The posters in Soy Cuba by Carole Goodman and Claudio Sotolongo (Trilce Ediciones) are so conceptually stunning it is hard to believe they are advertising films. Movie posters are typically mired in clichéd imagery that unimaginative marketers believe will pique an audience’s interest. These Cuban film posters could never have been market tested or run through the typical approval wringer. If so, they would never look like this. Their very existence raises the question: Why are these Cuban posters so visually inventive? And perhaps a more perplexing question: Why have they been hidden away in the Cuban Institute of Cinematographic Art and Industry for so long?

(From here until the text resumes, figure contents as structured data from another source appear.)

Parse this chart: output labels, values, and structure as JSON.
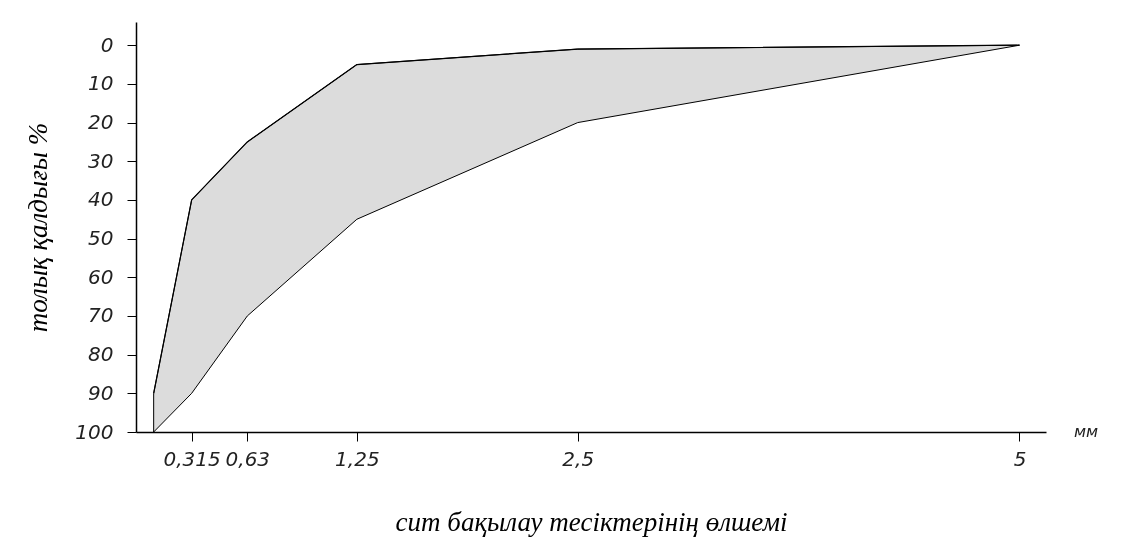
{
  "chart_data": {
    "type": "line",
    "xlabel": "сит бақылау тесіктерінің өлшемі",
    "ylabel": "толық қалдығы %",
    "annotations": [
      "мм"
    ],
    "x": [
      0.1,
      0.315,
      0.63,
      1.25,
      2.5,
      5
    ],
    "series": [
      {
        "color": "#000000",
        "values": [
          90,
          40,
          25,
          5,
          1,
          0
        ],
        "lower": [
          90,
          40,
          25,
          5,
          1,
          0
        ],
        "upper": [
          100,
          90,
          70,
          45,
          20,
          0
        ]
      }
    ],
    "xlim": [
      0,
      5.15
    ],
    "xticks": [
      {
        "value": 0.315,
        "label": "0,315"
      },
      {
        "value": 0.63,
        "label": "0,63"
      },
      {
        "value": 1.25,
        "label": "1,25"
      },
      {
        "value": 2.5,
        "label": "2,5"
      },
      5
    ],
    "ylim": [
      100,
      -6
    ],
    "yticks": [
      0,
      10,
      20,
      30,
      40,
      50,
      60,
      70,
      80,
      90,
      100
    ],
    "grid": false,
    "legend": false,
    "marker": "none",
    "line_style": "solid"
  }
}
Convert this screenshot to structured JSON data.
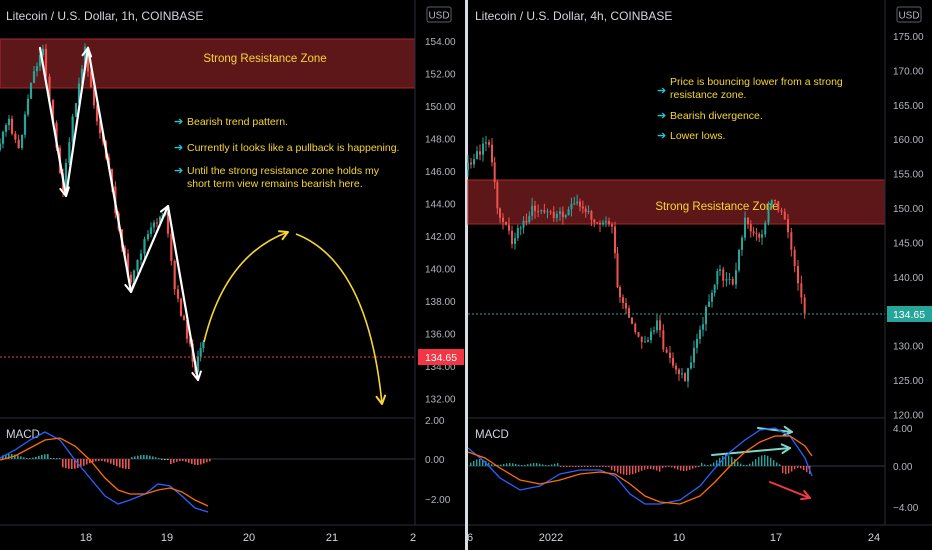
{
  "charts": [
    {
      "title": "Litecoin / U.S. Dollar, 1h, COINBASE",
      "currency": "USD",
      "price_label": "134.65",
      "price_color": "#f23645",
      "zone_label": "Strong Resistance Zone",
      "notes": [
        "Bearish trend pattern.",
        "Currently it looks like a pullback is happening.",
        "Until the strong resistance zone holds my",
        "short term view remains bearish here."
      ],
      "y_ticks": [
        "154.00",
        "152.00",
        "150.00",
        "148.00",
        "146.00",
        "144.00",
        "142.00",
        "140.00",
        "138.00",
        "136.00",
        "134.00",
        "132.00"
      ],
      "x_ticks": [
        "18",
        "19",
        "20",
        "21",
        "2"
      ],
      "macd_label": "MACD",
      "macd_ticks": [
        "2.00",
        "0.00",
        "−2.00"
      ]
    },
    {
      "title": "Litecoin / U.S. Dollar, 4h, COINBASE",
      "currency": "USD",
      "price_label": "134.65",
      "price_color": "#26a69a",
      "zone_label": "Strong Resistance Zone",
      "notes": [
        "Price is bouncing lower from a strong",
        "resistance zone.",
        "Bearish divergence.",
        "Lower lows."
      ],
      "y_ticks": [
        "175.00",
        "170.00",
        "165.00",
        "160.00",
        "155.00",
        "150.00",
        "145.00",
        "140.00",
        "135.00",
        "130.00",
        "125.00",
        "120.00"
      ],
      "x_ticks": [
        "6",
        "2022",
        "10",
        "17",
        "24"
      ],
      "macd_label": "MACD",
      "macd_ticks": [
        "4.00",
        "0.00",
        "−4.00"
      ]
    }
  ],
  "chart_data": [
    {
      "type": "candlestick",
      "title": "Litecoin / U.S. Dollar, 1h, COINBASE",
      "ylim": [
        131,
        156
      ],
      "last_price": 134.65,
      "resistance_zone": [
        151.0,
        154.1
      ],
      "path_closes": [
        149.5,
        146,
        154,
        145,
        153.5,
        146,
        143,
        138,
        143,
        144.5,
        139,
        136.5,
        135,
        134.5
      ],
      "macd_range": [
        -3,
        2.2
      ]
    },
    {
      "type": "candlestick",
      "title": "Litecoin / U.S. Dollar, 4h, COINBASE",
      "ylim": [
        120,
        178
      ],
      "last_price": 134.65,
      "resistance_zone": [
        147.5,
        154.0
      ],
      "path_closes": [
        155,
        160,
        150,
        148,
        147,
        149,
        148,
        150,
        149,
        147,
        146,
        145,
        134,
        130,
        132,
        127,
        125,
        130,
        135,
        140,
        145,
        148,
        150,
        148,
        147,
        152,
        150,
        145,
        138,
        135
      ],
      "macd_range": [
        -5,
        5
      ]
    }
  ]
}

Cuban political posters produced by the Organization of Solidarity of the People of Asia, Africa & Latin America (Ospaaal) have been widely exhibited and documented, but this extensive body of work has been kept virtually secret until Carole Goodman uncovered them. In the history of popular art, these posters are comparable to any major archeological find, and as momentous to the legacy of graphic design as the rediscovery in the 1970s of twenties-era Russian Constructivist film posters.
What makes them worthy of such status (and awe) is less that they transcend the marketing conventions of the motion picture industry – which demands star-studded imagery and bloated typography. Even more essential from a socio-historical point of view is that these posters, created after the Cuban revolution in 1959, exhibit a unique graphic language that has roots in then-contemporary Europe, but ultimately developed a distinct graphic accent, which could for now be called a “Revolutionary Cuban Style.” And what a free style it is.